Oct 22 2009
Last night in my Silver Class…
I tried a few things in my silver class last night, and was fraught with much frustration. First, I attempted a bezel. A bezel is the thin wall of silver that holds in/down a stone in a ring, pendant, earring, etc. I could make the bezel fairly well, but I could not solder the damn thing onto my backplate. This could be for a number of reasons – if the components (backplate, bezel, solder) wasn’t clean enough, or close enough, or hot enough, the solder won’t “flow”, which is shorthand for melt and run between the molecules of the joint you’re soldering and stick ’em together!
In my case, I’m pretty sure I did not have the bezel flush enough to the backplate. It’s a pain to get a little circle of silver to touch EVERYWHERE on a flat sheet of sterling silver. If that sheet is not perfectly flat, there’ll be a gap. If the bezel edge is not perfectly flat, there’ll be a gap.
After 3 tries of my solder not melting, not flowing at all, but just getting hotter and hotter until it STUCK on the backplate like old chewed up gum, I gave up and tried something easy.
First I annealed a piece of wire – anneal is when you heat the metal enough to realign the molecules in the metal so that it is soft and malleable. They call it “dead soft”. Annealing is a process one goes through many times in making a piece, as the more the metal is worked, the harder and more brittle it can be – without annealing, the metal may be too hard to shape and work, or so brittle it could break.
Anyway! I annealed my wire and then clamped one end in a vice and proceeded to tie a knot. Then I pulled as hard as I could to get the knot into a nice small shape. Then I wrapped it around a ring mandrel, marked the size I wanted, snipped and made the two ends as perfectly flush and close as I could get them. Then I went to solder them together – after that, a little reshaping with the ring mandrel and a hammer, and I’d have a nice little ring.
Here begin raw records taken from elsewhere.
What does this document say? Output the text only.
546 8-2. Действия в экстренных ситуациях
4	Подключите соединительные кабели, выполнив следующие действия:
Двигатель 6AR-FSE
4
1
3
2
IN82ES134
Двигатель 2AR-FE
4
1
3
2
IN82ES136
My soldering woes had not yet left me, however. That solder just did not want to flow. I think something was bubbling up from the charcoal block I was using and dirtying up my wire. Finally after several tries though, I managed to get my knot ring made and shaped.
KNOT RING
Feeling a bit better about my soldering, I went back to my bezel, double checking everything and making sure Nick (my teacher) gave it his approval. Once again, I soldered away, and while I still had a few of my solder pieces NOT flow, instead, just SIT there fusing themselves to the backplate, enough of the solder did flow, that I finally tasted sucess!
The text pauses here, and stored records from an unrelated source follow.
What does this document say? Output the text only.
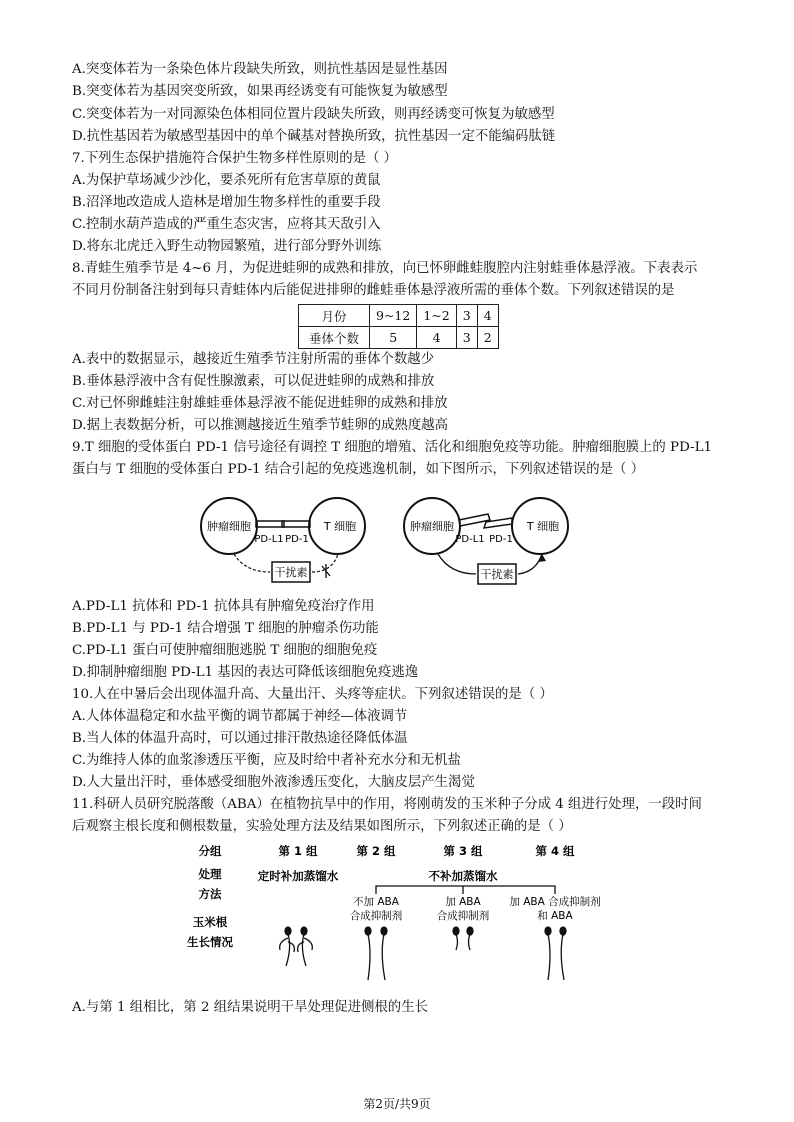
A.突变体若为一条染色体片段缺失所致，则抗性基因是显性基因
B.突变体若为基因突变所致，如果再经诱变有可能恢复为敏感型
C.突变体若为一对同源染色体相同位置片段缺失所致，则再经诱变可恢复为敏感型
D.抗性基因若为敏感型基因中的单个碱基对替换所致，抗性基因一定不能编码肽链
7.下列生态保护措施符合保护生物多样性原则的是（ ）
A.为保护草场减少沙化，要杀死所有危害草原的黄鼠
B.沼泽地改造成人造林是增加生物多样性的重要手段
C.控制水葫芦造成的严重生态灾害，应将其天敌引入
D.将东北虎迁入野生动物园繁殖，进行部分野外训练
8.青蛙生殖季节是 4~6 月，为促进蛙卵的成熟和排放，向已怀卵雌蛙腹腔内注射蛙垂体悬浮液。下表表示
不同月份制备注射到每只青蛙体内后能促进排卵的雌蛙垂体悬浮液所需的垂体个数。下列叙述错误的是
月份	9~12	1~2	3	4
垂体个数	5	4	3	2
A.表中的数据显示，越接近生殖季节注射所需的垂体个数越少
B.垂体悬浮液中含有促性腺激素，可以促进蛙卵的成熟和排放
C.对已怀卵雌蛙注射雄蛙垂体悬浮液不能促进蛙卵的成熟和排放
D.据上表数据分析，可以推测越接近生殖季节蛙卵的成熟度越高
9.T 细胞的受体蛋白 PD-1 信号途径有调控 T 细胞的增殖、活化和细胞免疫等功能。肿瘤细胞膜上的 PD-L1
蛋白与 T 细胞的受体蛋白 PD-1 结合引起的免疫逃逸机制，如下图所示，下列叙述错误的是（ ）
肿瘤细胞	T 细胞
PD-L1 PD-1
干扰素
肿瘤细胞	T 细胞
PD-L1 PD-1
干扰素
A.PD-L1 抗体和 PD-1 抗体具有肿瘤免疫治疗作用
B.PD-L1 与 PD-1 结合增强 T 细胞的肿瘤杀伤功能
C.PD-L1 蛋白可使肿瘤细胞逃脱 T 细胞的细胞免疫
D.抑制肿瘤细胞 PD-L1 基因的表达可降低该细胞免疫逃逸
10.人在中暑后会出现体温升高、大量出汗、头疼等症状。下列叙述错误的是（ ）
A.人体体温稳定和水盐平衡的调节都属于神经—体液调节
B.当人体的体温升高时，可以通过排汗散热途径降低体温
C.为维持人体的血浆渗透压平衡，应及时给中者补充水分和无机盐
D.人大量出汗时，垂体感受细胞外液渗透压变化，大脑皮层产生渴觉
11.科研人员研究脱落酸（ABA）在植物抗旱中的作用，将刚萌发的玉米种子分成 4 组进行处理，一段时间
后观察主根长度和侧根数量，实验处理方法及结果如图所示，下列叙述正确的是（ ）
分组
处理
方法
玉米根
生长情况
第 1 组	第 2 组	第 3 组	第 4 组
定时补加蒸馏水	不补加蒸馏水
不加 ABA
合成抑制剂
加 ABA
合成抑制剂
加 ABA 合成抑制剂
和 ABA
A.与第 1 组相比，第 2 组结果说明干旱处理促进侧根的生长
第2页/共9页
The bezel is complete, and next I will make a ring shank to mount it on. Inside will go a pretty pink oval rhodocrosite stone:
BEZEL
So all in all, not a bad use of my classtime. I am very excited for next week – I’ve ordered some tubing and have a whole bunch of sweet little faceted gems to set. Nothing too expensive yet, but I got white topaz, peridot, amethyst, tourmaline. Drooled over the sapphires, but I’ll wait until I have more skill! I’m planning on making a series of skinny stacking rings with gemstones for the shop.
All in all, a great night at the bench.
-amy
3 Responses to “Last night in my Silver Class…”
I get excited that your blog talks about molecules now. So complex!
Amy, I really liked your knot ring. What guage wire did you use? I want to try something similar…
It was 16g – it was easy and fun! I’d like to try to make a puzzle ring sometime, too.